Human-centric processes cannot be implemented directly with BizTalk Server and need additional applications like Microsoft SharePoint server.

==Architecture==
The BizTalk Server runtime is built on a publish/subscribe architecture, sometimes called "content-based publish/subscribe". Messages are published into BizTalk, transformed to the desired format, and then routed to one or more subscribers.

BizTalk makes processing safe by serialization (called "dehydration" in Biztalk's terminology) – placing messages into a database while waiting for external events, thus preventing data loss. This architecture binds BizTalk with Microsoft SQL Server. Processing flow can be tracked by administrators using an Administration Console.
BizTalk supports the transaction flow through the whole line from one customer to another. BizTalk orchestrations also implement long-running transactions.

==Adapters==
BizTalk uses adapters for communications with different protocols, message formats, and specific software products. Some of the adapters are: electronic data interchange, file, HTTP, SFTP, FTP SMTP, POP3, SOAP, SQL, MSMQ, MLLP, Azure Logic App, Azure API Management, Microsoft SharePoint Server, IBM mainframe zSeries (CICS and IMS) and midrange IBM i (previously AS/400) systems, IBM Db2, IBM WebSphere MQ adapters.

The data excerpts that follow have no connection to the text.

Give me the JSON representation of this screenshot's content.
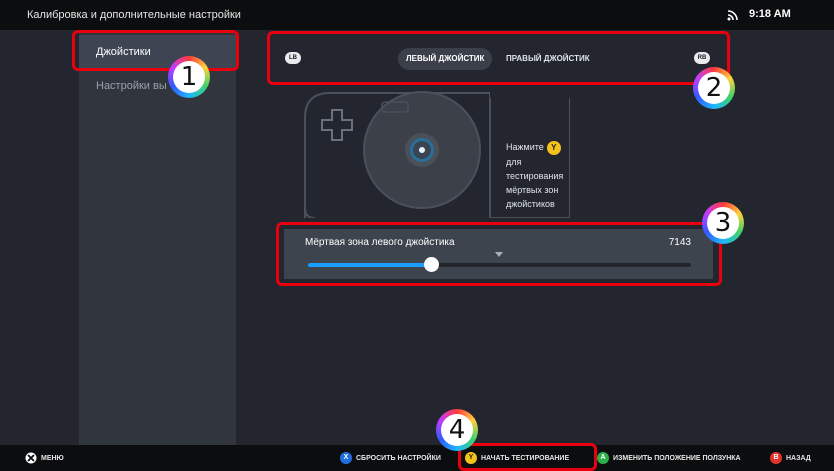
{
  "header": {
    "title": "Калибровка и дополнительные настройки",
    "time": "9:18 AM"
  },
  "sidebar": {
    "items": [
      {
        "label": "Джойстики"
      },
      {
        "label": "Настройки вы"
      }
    ]
  },
  "tabs": {
    "lb": "LB",
    "rb": "RB",
    "left": "ЛЕВЫЙ ДЖОЙСТИК",
    "right": "ПРАВЫЙ ДЖОЙСТИК"
  },
  "hint": {
    "press": "Нажмите",
    "button": "Y",
    "text": "для тестирования мёртвых зон джойстиков"
  },
  "deadzone": {
    "label": "Мёртвая зона левого джойстика",
    "value": "7143",
    "level_fraction": 0.32
  },
  "footer": {
    "menu": "МЕНЮ",
    "reset_key": "X",
    "reset": "СБРОСИТЬ НАСТРОЙКИ",
    "test_key": "Y",
    "test": "НАЧАТЬ ТЕСТИРОВАНИЕ",
    "move_key": "A",
    "move": "ИЗМЕНИТЬ ПОЛОЖЕНИЕ ПОЛЗУНКА",
    "back_key": "B",
    "back": "НАЗАД"
  },
  "annotations": [
    "1",
    "2",
    "3",
    "4"
  ],
  "colors": {
    "accent": "#1a9fff",
    "highlight": "#e8000f",
    "x_button": "#1f6fe0",
    "y_button": "#f4c21b",
    "a_button": "#2bb14a",
    "b_button": "#e0332a"
  }
}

The WCF Adapter set was added with 2006 R2. It includes: WCF-WSHttp, WCF-BasicHttp, WCF-NetTcp, WCF-NetMsmq, WCF-NetNamedPipe, WCF-Custom, WCF-CustomIsolated adapters. Microsoft also ships a BizTalk Adapter Pack that includes WCF-based adapters for LOB systems. Currently, this includes adapters for SAP and Oracle database, Oracle E-Business Suite, Microsoft SQL Server, MySQL, PeopleSoft Enterprise and Siebel Systems.

Additional adapters (for Active Directory, for example) are available from third party Microsoft BizTalk core partners.